Posted - 09/12/2018 :  08:59:35  Show Profile  Reply with Quote
Just curious what the thoughts are out there about the emerging trend of holding kids back a grade level to benefit them in High School Sports.

I'm seeing more and more people have their kid repeat 6th, 7th or 8th grade, not because of academics or maturity, but simply to gain an "edge" in sports.

Some of these kids are straight A's gifted/accelerated students as well.

Some of these kids are not even on the "small or under developed" end either, these are some big boys.

I am not judging, I am just trying to understand the landscape and what is driving these parents to make these decisions.

I would think academic scholarships pay more than baseball scholarships, and these extra years of private school (public schools wouldn't allow this) have to cost considerable amounts of money.
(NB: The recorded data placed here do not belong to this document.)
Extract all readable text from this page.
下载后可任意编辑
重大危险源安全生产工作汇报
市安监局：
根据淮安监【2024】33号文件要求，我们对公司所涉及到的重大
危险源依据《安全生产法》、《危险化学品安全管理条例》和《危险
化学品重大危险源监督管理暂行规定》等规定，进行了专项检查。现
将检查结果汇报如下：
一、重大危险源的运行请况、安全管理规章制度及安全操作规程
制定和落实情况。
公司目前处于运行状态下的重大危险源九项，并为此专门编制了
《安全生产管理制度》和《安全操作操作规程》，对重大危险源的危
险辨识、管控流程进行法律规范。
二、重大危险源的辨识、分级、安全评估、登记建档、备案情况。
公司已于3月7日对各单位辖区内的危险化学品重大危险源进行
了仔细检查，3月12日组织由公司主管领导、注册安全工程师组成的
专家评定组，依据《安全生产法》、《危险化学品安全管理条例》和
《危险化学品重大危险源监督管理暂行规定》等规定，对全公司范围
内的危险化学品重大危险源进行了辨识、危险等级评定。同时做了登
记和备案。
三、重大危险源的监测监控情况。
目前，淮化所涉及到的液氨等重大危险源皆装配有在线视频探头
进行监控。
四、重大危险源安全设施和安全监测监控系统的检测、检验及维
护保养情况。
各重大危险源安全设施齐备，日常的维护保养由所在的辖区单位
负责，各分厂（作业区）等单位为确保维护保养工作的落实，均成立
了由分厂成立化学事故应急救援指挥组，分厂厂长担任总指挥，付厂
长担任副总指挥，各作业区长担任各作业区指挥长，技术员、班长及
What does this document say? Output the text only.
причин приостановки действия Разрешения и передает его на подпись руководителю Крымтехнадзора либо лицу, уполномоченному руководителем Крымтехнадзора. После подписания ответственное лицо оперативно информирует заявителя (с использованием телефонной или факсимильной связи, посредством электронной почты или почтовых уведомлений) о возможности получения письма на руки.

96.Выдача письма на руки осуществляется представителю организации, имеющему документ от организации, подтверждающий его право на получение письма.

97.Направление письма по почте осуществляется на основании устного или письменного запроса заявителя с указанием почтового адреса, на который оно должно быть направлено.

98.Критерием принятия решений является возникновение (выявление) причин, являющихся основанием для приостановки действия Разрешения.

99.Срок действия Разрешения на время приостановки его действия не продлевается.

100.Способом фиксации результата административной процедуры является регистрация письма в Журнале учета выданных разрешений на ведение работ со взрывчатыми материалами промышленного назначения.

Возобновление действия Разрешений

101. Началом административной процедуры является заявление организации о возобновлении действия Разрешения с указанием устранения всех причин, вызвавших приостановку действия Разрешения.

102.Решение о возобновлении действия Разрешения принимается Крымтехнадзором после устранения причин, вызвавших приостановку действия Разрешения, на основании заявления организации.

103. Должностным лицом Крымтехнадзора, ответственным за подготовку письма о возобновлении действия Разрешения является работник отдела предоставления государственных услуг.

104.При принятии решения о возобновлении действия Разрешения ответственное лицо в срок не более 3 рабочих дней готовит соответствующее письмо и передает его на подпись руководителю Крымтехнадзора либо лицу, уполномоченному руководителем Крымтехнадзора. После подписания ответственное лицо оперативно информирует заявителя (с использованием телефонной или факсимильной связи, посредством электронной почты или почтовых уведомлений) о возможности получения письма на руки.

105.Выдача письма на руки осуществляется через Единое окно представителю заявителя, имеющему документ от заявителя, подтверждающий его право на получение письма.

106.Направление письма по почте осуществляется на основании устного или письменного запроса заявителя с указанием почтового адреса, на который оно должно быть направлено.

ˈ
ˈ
Little League had to change the rules so starting next years 13 year old grown men aren't playing on a 9-10 year old field.

Is it about time the High School governing body says, hey you can stay back but you lose a year of eligibility and tack it on the back end?

wareagle

296 Posts

Posted - 09/12/2018 :  10:44:35  Show Profile  Reply with Quote
Not really an emerging trend, its been happening for at least 30 years back when I was in school. Public schools do allow it as well.
They may discourage it, and maybe a few do not allow it, but most do allow it, I believe.

If you have a child with a summer birthday, you need to choose whether you want them to be one of the oldest or youngest kids in their class?

We have 2 sons with July/August birthdays and we spoke to lots of people before making the decision to "hold them back". The deciding factor for us was that everyone we spoke to that had held their kids back, thought that they had done the right thing. There were numerous people we spoke with that did not hold them back, and regretted it later.

Everyone has to do what is right for their individual circumstances, just like they do with school choices and many other decisions in life.

Do I feel like it gave or will give them any great advantage in the long run, NO. But I do believe that it have given them a small competitive advantage at times, in the classroom, on the field and with thier maturity at times in High school. Its not going to get them a scholarship to a better program in college, but it probably has gotten them more playing time as underclassmen in high school. In return, they probably enjoy it more and have remained involved.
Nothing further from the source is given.